Interestingly however, Kahneman also cites evidence that expert intuition can be very valuable, provided the expert’s judgement is about a situation where learning from experience is possible. (Expert judgement is an illusion when a data series is entirely uncorrelated.) He thus suggests that judgements should be based on an analysis of statistical data from past performance, combined with expert intuition. We should overcome our disliking of statistical measures, he writes “to maximize predictive accuracy, final decisions should be left to formulas, especially in low-validity environments” (when prediction is difficult due to a large amount of relevant factors).

This made me question my own objections to using measures for scientific success, as scientific success is of the type of prediction that is very difficult to make because luck plays a big role. Part of my disliking arguably stems from a general unease of leaving decisions about people’s future to a computer. While that is the case, and probably part of the reason I don’t like the idea, it’s not the actual problem I have belabored in my earlier blogposts. For me the main problem with using measures for scientific success is that I’d like to see evidence they are actually working, and do not adversely affect research. I am worried particularly that a widely used measure for scientific success would literally redefine what we mean by success in the first place. A small mistake, implemented and streamlined globally, could in this way dramatically slow down progress.

But I am wondering now if not, based on what Kahneman writes, I have to conclude that in addition to asking for letters of recommendation (the “expert’s intuiton”) it would be valuable to judge researchers’ past performance on a point scale. Consider that you’d be asked to fill out a questionnaire for each of your students and postdocs, ranking him or her from 0 to 5 for those characteristics typically named in letters: technical skills, independence, creativity, and so on, and also add your confidence on these judgements. You could update your scores if your opinion changes. What a hiring committee would do with these scores is a different question entirely.

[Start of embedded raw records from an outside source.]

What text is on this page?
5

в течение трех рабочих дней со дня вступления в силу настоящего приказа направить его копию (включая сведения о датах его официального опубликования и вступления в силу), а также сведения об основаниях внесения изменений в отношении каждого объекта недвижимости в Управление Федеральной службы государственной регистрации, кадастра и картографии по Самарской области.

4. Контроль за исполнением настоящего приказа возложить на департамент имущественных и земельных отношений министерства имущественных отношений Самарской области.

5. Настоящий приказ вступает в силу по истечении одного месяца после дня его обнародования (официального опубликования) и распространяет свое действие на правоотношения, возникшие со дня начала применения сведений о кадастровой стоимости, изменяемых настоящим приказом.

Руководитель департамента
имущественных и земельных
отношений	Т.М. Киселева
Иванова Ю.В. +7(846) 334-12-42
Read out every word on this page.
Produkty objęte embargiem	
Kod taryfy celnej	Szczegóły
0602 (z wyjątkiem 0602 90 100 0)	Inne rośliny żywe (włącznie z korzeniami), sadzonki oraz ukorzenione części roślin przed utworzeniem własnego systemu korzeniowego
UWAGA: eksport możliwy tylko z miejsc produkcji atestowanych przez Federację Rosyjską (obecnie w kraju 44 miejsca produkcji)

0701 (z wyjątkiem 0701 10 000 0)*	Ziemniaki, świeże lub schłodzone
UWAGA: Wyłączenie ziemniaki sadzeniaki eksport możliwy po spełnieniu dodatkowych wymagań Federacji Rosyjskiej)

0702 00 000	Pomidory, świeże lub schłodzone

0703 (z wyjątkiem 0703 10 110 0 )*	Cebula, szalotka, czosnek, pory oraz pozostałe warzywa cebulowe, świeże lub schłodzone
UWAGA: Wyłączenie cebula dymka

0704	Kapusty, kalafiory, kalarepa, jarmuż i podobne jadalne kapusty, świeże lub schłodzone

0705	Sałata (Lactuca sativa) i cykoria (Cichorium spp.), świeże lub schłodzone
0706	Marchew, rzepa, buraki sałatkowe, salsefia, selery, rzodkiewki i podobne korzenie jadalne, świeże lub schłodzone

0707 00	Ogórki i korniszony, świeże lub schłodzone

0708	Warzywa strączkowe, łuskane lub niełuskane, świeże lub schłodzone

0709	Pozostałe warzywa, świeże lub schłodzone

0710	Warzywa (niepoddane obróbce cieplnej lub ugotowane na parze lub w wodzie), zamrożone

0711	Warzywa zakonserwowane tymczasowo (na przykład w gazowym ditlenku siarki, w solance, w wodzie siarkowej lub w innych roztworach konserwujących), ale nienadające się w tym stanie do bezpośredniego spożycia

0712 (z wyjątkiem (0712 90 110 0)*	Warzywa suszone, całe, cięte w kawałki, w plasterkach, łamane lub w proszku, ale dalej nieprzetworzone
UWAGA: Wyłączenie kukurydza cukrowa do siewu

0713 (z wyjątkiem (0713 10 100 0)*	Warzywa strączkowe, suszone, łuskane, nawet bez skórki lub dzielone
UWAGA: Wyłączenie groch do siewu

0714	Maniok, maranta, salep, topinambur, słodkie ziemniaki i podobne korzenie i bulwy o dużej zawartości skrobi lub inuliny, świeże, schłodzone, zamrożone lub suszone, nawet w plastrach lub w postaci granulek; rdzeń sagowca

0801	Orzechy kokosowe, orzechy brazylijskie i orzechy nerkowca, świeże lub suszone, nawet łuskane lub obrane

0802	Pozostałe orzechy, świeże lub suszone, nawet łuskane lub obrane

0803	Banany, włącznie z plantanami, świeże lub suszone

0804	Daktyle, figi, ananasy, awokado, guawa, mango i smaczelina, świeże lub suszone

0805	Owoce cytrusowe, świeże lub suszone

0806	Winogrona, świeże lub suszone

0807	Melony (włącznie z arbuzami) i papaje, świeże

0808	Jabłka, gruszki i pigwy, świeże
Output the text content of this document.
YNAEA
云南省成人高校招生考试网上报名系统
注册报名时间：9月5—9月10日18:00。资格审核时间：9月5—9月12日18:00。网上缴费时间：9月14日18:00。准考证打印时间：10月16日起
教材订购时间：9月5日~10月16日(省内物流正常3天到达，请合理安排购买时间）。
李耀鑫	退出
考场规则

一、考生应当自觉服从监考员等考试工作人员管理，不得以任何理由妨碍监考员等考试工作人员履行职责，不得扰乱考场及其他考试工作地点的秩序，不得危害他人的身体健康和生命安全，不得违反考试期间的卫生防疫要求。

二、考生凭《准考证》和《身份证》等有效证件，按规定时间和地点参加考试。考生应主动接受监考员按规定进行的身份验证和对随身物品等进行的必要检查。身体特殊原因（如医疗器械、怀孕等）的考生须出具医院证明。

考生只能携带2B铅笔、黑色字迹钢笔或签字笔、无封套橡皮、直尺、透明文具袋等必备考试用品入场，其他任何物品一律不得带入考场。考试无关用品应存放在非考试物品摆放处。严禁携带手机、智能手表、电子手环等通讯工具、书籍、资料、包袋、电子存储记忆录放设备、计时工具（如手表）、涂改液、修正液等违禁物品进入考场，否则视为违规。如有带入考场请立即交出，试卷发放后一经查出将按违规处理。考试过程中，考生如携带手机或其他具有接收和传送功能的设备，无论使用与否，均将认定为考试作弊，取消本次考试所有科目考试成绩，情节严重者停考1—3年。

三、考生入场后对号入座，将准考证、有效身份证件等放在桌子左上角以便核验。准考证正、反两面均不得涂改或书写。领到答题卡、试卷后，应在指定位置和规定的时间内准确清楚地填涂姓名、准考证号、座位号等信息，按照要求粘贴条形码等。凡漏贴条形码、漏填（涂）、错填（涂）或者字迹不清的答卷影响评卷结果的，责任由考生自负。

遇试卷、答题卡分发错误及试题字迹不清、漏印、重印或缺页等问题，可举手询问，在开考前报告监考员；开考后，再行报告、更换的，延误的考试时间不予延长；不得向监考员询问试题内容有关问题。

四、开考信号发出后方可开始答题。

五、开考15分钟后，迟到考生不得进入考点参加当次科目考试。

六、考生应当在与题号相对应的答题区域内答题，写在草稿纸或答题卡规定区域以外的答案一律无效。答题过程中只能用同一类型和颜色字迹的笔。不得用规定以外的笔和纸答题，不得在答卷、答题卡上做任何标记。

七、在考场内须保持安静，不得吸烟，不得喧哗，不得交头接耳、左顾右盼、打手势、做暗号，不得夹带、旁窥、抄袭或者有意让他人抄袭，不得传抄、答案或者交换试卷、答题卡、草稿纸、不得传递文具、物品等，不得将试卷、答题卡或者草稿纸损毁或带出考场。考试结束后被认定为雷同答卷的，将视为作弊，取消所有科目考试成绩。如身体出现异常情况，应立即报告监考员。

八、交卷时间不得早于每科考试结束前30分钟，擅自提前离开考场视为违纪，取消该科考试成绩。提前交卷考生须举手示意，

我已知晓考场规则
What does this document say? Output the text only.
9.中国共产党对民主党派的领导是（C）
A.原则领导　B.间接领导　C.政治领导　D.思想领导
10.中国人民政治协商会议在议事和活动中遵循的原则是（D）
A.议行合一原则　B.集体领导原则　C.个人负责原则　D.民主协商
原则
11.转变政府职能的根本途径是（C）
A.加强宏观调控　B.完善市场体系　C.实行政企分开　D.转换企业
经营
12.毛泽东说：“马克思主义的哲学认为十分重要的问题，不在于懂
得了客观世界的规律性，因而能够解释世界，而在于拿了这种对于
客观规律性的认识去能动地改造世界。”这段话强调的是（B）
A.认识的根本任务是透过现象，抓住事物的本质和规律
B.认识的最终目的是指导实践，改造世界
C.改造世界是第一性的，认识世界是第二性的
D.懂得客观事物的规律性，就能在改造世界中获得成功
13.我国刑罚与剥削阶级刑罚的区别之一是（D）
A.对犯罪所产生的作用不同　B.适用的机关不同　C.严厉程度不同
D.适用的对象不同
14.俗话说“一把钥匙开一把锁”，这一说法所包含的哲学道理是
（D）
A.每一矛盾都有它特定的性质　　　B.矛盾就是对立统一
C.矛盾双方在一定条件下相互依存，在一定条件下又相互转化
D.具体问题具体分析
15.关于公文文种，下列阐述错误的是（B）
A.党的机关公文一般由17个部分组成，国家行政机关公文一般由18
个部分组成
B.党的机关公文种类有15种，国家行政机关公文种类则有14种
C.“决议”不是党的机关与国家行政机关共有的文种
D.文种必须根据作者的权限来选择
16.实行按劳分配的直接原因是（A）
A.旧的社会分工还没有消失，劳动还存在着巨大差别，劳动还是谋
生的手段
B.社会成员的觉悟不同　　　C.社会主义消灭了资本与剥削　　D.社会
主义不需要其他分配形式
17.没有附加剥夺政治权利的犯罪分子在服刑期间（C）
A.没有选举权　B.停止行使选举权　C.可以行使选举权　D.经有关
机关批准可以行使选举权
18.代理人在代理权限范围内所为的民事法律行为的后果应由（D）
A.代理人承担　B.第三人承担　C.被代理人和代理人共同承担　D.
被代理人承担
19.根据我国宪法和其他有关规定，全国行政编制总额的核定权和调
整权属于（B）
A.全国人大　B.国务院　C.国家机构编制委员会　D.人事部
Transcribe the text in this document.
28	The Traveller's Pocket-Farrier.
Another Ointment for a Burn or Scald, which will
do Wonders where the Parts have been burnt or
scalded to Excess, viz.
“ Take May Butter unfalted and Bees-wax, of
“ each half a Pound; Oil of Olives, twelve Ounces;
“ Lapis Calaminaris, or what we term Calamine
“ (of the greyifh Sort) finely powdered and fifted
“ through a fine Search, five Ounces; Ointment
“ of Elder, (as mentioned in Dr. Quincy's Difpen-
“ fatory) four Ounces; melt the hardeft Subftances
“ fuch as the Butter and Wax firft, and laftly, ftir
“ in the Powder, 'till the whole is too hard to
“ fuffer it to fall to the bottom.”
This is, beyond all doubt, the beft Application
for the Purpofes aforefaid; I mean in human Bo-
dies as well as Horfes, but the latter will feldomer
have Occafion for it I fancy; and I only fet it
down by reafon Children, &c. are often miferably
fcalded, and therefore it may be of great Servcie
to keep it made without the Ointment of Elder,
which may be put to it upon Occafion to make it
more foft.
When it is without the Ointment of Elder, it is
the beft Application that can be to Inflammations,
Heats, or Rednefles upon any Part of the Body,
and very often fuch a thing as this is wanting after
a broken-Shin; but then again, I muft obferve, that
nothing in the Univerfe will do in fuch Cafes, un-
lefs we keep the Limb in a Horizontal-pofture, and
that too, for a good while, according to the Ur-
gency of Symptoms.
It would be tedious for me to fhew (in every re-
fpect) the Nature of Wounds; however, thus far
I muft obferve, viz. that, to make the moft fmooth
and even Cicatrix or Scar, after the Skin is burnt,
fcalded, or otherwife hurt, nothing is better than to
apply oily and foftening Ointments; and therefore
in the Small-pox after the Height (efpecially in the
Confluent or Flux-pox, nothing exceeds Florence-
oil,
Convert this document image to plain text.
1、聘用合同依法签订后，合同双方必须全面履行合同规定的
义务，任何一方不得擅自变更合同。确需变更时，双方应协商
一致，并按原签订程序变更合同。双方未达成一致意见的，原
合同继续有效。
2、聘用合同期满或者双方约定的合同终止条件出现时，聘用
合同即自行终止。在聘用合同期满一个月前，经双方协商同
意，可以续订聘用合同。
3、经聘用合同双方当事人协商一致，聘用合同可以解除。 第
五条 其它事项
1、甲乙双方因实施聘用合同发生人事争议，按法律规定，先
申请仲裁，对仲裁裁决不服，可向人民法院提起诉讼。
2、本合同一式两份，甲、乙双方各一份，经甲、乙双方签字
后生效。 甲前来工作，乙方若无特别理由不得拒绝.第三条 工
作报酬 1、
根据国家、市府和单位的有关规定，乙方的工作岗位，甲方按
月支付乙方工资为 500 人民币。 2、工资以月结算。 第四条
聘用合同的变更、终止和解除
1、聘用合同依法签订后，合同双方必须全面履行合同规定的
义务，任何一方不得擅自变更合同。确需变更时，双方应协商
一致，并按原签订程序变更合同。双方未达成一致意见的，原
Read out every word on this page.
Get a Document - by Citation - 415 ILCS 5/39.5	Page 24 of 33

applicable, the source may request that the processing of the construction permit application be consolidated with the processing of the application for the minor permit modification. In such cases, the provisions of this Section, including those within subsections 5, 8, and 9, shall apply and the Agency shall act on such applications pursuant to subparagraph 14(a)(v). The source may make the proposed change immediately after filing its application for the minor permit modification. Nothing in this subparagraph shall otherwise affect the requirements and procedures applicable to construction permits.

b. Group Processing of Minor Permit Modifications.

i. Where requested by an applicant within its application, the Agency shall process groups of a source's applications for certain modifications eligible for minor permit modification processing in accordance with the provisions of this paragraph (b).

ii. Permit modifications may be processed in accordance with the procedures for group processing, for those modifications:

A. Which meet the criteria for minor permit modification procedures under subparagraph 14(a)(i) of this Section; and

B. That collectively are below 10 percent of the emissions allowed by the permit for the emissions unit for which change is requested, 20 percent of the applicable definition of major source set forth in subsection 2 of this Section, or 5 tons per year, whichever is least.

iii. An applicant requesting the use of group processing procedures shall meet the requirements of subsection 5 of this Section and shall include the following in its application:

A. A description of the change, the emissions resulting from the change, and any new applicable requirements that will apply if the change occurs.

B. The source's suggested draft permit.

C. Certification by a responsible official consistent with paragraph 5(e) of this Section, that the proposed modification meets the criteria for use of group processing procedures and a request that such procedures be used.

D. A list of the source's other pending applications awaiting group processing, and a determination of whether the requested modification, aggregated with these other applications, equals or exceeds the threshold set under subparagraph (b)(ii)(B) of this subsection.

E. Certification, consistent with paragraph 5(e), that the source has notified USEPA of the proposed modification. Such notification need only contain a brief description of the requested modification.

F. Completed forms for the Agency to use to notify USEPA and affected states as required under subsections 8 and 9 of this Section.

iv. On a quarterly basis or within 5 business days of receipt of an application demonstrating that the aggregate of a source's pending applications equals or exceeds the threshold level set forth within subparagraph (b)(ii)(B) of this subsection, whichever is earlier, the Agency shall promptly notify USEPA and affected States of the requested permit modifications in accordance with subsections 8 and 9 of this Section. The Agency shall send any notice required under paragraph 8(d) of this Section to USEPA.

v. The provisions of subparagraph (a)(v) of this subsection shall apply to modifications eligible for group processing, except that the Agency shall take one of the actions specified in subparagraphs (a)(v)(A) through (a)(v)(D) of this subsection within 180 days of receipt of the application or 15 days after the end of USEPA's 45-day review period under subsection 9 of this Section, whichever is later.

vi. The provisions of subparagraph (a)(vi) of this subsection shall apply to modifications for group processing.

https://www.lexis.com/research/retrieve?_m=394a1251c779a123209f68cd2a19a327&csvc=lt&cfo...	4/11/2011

The benefit of this would be the assembly of a data base needed to discover predictors for future performance, if they exist. The difficulty is that the experts in question are rarely offering a neutral judgement; many have a personal interest in seeing their students succeed, so there needs to be some incentive for accuracy. The risk would be that such a predictor might become a self-fulfilling prophecy. At least until a reality check documents that actually, despite all the honors, prices and awards, very little has happened in terms of actual progress.

Either way, now that I think about it, such a ranking would be temptingly useful for hiring committees to sort through large numbers of applicants quickly. I wouldn’t be surprised if somebody tries this rather sooner or later. Would you welcome it?